U.S. households have stashed away more cash than previously estimated, with some economists suggesting there might be an extra $1.2 trillion in savings compared to pre-pandemic levels.

The revelation came from unexpected revisions by the Bureau of Economic Analysis (BEA).

By recalculating the household savings rate, lowering the pre-pandemic savings rate from 7.9% to 6.5%, and factoring in a higher current savings rate, the total amount of excess savings has rocketed from prior estimates of $400 billion to an astounding $1.2 trillion, according to JPMorgan.

“These figures now imply households' excess savings may not be exhausted until sometime next year,” wrote JPMorgan economists Michael Hanson and Murat Tasci in a recent note.

A bigger cushion

Before the revisions, the Fed predicted that households would run out of excess pandemic savings by the third quarter of 2023.

The revised data has extended the runway, potentially delaying the economic downturn that some experts had anticipated would begin before 2024.

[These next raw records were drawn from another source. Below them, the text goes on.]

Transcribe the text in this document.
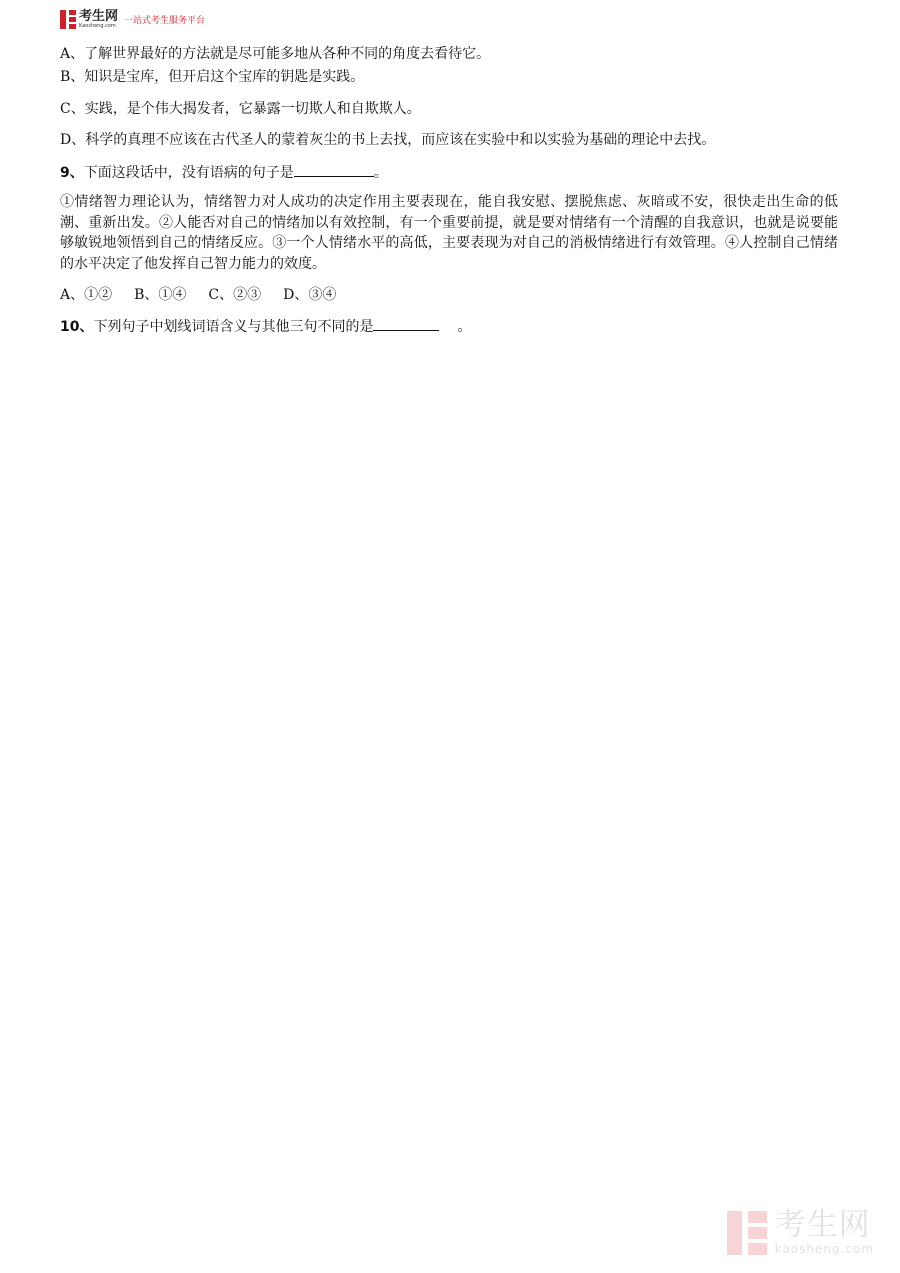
考生网
Kaosheng.com 一站式考生服务平台
A、了解世界最好的方法就是尽可能多地从各种不同的角度去看待它。
B、知识是宝库，但开启这个宝库的钥匙是实践。
C、实践，是个伟大揭发者，它暴露一切欺人和自欺欺人。
D、科学的真理不应该在古代圣人的蒙着灰尘的书上去找，而应该在实验中和以实验为基础的理论中去找。
9、下面这段话中，没有语病的句子是	。
①情绪智力理论认为，情绪智力对人成功的决定作用主要表现在，能自我安慰、摆脱焦虑、灰暗或不安，很快走出生命的低潮、重新出发。②人能否对自己的情绪加以有效控制，有一个重要前提，就是要对情绪有一个清醒的自我意识，也就是说要能够敏锐地领悟到自己的情绪反应。③一个人情绪水平的高低，主要表现为对自己的消极情绪进行有效管理。④人控制自己情绪的水平决定了他发挥自己智力能力的效度。
A、①② B、①④ C、②③ D、③④
10、下列句子中划线词语含义与其他三句不同的是	。
考生网
kaosheng.com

“It definitely raises the prospects of a soft landing pretty significantly,” Robert Sockin, a senior global economist at Citigroup, told Bloomberg.

These findings are particularly encouraging for an economy that is wrestling with elevated borrowing costs and inflation still exceeding the Fed’s 2% target.

The Labor Department's consumer price index (CPI) indicates that, compared to the same time last year, consumer prices increased by 3.7% in September, a figure consistent with the rise seen in August.

The YOLO economy

Perhaps the best evidence that Americans haven’t run out of excess savings is how much they’re currently spending on leisure and recreation.

According to the Department of Commerce, household spending in August was 5.8% higher than a year ago when the economy was supposedly in a better position.

A huge chunk of that spending was devoted to experiences and “recreational services.”

Even though Americans haven't faced stay-at-home orders for quite some time, there remains a prevailing sentiment that they are making up for lost time, or that the uncertainty of tomorrow encourages us to spend today.

This perspective is shared by Sameer Samana, senior global market strategist at Wells Fargo Investment Institute.

“We’re in a YOLO economy,” said Samana, referring to the acronym for “you only live once.” “We should be in an intermittent fasting economy to save up for the recession.”

The YOLO economy is also evident in credit card debt, which has surged past the $1 trillion mark for the first time.

Before the pandemic, credit card purchases were predominantly discretionary, according to industry research. But times may have changed.